POLÍTICA


Ponte do PT parece ser feita para não sair do papel, diz Tinoco após ressalvas do Iphan

Autarquia aponta falhas em relatório e considera insuficientes ações para mitigar impactos da obra; pasta estadual afirma ter notificado concessionária

Foto: Assessoria/vereador Cláudio Tinoco

 

O vereador Claudio Tinoco (União Brasil) afirmou nesta quinta-feira (19) que o projeto da ponte Salvador–Itaparica executado pelas gestões do PT na Bahia parece ter sido feito para nunca sair do papel.

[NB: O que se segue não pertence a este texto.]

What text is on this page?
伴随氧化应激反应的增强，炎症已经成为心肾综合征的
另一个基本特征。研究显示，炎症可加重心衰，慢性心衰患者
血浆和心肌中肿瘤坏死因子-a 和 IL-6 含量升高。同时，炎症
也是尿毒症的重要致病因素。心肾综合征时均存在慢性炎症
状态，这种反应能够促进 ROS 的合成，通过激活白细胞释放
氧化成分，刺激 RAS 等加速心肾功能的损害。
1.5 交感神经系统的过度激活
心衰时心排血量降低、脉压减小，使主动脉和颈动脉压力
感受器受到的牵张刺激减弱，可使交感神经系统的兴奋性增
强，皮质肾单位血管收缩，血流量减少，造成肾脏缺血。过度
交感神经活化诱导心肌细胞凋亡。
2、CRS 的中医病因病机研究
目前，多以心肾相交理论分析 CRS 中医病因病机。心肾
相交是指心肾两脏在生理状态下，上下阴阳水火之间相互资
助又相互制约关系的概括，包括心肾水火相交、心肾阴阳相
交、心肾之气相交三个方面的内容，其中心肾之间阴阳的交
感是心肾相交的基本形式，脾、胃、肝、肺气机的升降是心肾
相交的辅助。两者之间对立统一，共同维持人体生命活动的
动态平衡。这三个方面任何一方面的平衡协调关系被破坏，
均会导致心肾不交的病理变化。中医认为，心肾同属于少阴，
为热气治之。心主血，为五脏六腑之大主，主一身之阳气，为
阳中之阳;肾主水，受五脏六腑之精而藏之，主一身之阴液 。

A declaração foi feita após o Iphan (Instituto do Patrimônio Histórico e Artístico Nacional) negar aval à licença para instalação do equipamento e apontar ausência de ações para mitigar impactos da obra.

Para Tinoco, o caso expõe “fragilidades preocupantes” acerca de uma promessa que se arrasta há quase 20 anos sem avançar de forma consistente.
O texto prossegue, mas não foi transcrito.